Birridas: Australia's unique gypsum lakes where birds from Siberia fly for wintering

The place where Australia meets the Indian Ocean in the west has long been famous for its unique landscapes. Shark Bay, or Shark Bay, is listed as a UNESCO World Heritage Site, and more than 120 thousand travelers visit it every year. This is a unique ecosystem where several species of sharks, dugongs, dolphins are found. And here are dozens of gypsum lakes, which locals call birridas.

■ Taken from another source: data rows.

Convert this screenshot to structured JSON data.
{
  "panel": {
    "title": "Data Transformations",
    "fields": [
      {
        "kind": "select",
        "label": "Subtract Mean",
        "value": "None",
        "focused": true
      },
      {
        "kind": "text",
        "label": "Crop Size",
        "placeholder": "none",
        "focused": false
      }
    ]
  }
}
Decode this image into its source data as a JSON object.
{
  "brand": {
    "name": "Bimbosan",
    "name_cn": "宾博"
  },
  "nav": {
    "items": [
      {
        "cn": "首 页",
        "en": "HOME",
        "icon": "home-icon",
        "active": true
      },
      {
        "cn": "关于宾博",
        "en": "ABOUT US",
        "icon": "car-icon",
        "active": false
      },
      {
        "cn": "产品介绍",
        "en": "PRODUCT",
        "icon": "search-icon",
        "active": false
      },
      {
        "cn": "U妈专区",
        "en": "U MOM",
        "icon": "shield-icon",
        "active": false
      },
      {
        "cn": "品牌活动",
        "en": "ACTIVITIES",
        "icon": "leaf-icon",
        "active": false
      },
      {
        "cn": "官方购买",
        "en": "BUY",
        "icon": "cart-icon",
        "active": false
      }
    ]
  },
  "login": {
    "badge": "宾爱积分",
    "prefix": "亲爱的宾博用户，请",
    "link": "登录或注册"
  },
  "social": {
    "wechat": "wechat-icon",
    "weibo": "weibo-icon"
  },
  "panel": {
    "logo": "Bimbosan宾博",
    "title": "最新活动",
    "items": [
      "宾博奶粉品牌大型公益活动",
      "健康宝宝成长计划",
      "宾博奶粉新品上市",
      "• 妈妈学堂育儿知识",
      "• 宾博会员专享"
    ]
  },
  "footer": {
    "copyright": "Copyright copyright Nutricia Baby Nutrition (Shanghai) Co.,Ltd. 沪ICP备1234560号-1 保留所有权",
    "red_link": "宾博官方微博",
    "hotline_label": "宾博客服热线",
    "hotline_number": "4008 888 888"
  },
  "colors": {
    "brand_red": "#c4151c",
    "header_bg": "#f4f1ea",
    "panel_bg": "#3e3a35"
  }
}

Millennia ago, the sea level was higher, and the birridas were large salt lakes surrounded by sand dunes, rich in lime sulfite. Over tens of millennia, the water receded, the lakes gradually dried up, leaving a small footprint. Now in their place - salted cavities, powdered with gypsum. And some territories are literally studded with them: birridas of different diameters, from one hundred meters to 1 kilometer in circumference. Especially a lot of such salty troughs in the national park of François Peron: there are more than a hundred of them. Some of them have a connection with the ocean, and are constantly filled with water, others turn into bodies of water only during the rainy season or during strong tides. The water in them costs a long time, which attracts crabs and other invertebrates to lay eggs in them: they birridas literally swarming. Of course, this cannot but attract birds, for which time after the rainy season turns into a real feast of the abdomen: even birds from Siberia (for example, snipe birds) come here for the winter.

Birridas are especially magnificent from above: it is during the flight that you can evaluate the shape and quantity of these reservoirs.